The letters in the word TRIANGLE are arranged in all possible values and these arrangements are listed in the alphabetical order the word INTEGRAL appears in the list in which position number?
+118667 The letters in the word TRIANGLE are arranged in all possible values and these arrangements are listed in the alphabetical order the word INTEGRAL appears in the list in which position number?
There are 8 different letters in triangle so there are 8! ways of sorting them.
8! = 40320 Mmm that is a lot :)
TRIANGLE
in alphabet order these letters are
| T | R | I | A | N | G | L | E |
| A | E | G | I | L | N | R | T |
| I | A | E | G | L | N | R | T |
| I | N | A | E | G | L | R | T |
| I | N | T | A | E | G | L | R |
| I | N | T | E | A | G | L | R |
| I | N | T | E | G | A | L | R |
| I | N | T | E | G | R | A | L |
Any combination starting with A,E of G will come earlier
that is 3*7! combiations.
3*7! = 15120
Now I will look at the combinations beginning with I
If the second letter is A,E,G or L then that 'word' combination will come first. There are 4 of these letters.
4*6! = 2880
So now we have the first 2 letters IN.....

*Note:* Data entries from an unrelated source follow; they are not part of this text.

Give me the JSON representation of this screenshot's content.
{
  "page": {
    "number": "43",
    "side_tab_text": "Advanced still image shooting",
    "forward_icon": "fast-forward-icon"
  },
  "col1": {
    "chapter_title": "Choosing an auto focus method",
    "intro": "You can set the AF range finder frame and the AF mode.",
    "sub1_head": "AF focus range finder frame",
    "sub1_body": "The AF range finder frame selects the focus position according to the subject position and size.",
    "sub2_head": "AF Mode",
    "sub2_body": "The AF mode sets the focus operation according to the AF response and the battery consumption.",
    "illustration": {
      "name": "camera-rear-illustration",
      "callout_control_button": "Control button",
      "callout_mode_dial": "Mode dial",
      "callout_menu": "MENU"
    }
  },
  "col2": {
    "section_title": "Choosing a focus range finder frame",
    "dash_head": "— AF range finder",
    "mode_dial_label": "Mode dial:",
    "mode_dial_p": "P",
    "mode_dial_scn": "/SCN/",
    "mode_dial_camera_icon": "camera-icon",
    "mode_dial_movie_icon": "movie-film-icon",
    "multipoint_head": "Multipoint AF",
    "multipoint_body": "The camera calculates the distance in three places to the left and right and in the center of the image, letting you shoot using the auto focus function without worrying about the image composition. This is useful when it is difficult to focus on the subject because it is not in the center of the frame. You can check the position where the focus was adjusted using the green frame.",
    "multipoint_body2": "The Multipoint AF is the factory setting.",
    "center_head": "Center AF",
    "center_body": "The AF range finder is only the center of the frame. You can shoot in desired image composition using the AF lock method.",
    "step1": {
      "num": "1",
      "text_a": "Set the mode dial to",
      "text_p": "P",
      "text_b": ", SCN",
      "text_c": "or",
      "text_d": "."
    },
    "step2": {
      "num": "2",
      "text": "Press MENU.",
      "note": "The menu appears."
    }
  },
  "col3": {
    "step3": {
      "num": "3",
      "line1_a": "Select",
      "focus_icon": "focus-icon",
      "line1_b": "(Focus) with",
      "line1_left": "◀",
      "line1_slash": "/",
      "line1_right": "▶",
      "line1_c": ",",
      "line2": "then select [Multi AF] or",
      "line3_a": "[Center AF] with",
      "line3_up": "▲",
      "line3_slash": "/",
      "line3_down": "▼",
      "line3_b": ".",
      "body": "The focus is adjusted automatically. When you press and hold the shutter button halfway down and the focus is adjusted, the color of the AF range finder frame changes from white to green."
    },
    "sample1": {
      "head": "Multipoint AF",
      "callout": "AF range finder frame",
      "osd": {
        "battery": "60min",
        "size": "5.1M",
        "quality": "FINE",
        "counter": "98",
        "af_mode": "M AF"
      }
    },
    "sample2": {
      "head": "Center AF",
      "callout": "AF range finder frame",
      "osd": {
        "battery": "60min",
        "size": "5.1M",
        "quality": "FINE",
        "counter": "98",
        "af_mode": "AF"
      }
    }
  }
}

How many combinations do not have T as the next letter.
5*5! = 600
So now we have the first 3 letters INT
The next letter cannot be A that is
4! = 24
The next letter cannot be A that is
3! = 6
Thr third last one cannot be A or L
2*2! = 4
That is it I think
15120+2880+600+24+6+4 = 18634
So there are 18634 combinations before
So I guess that makes Integral the
18 635'th out of 40 320 possible combinations
That is assuming that i have not made a silly mistake :)
Triangle to Integral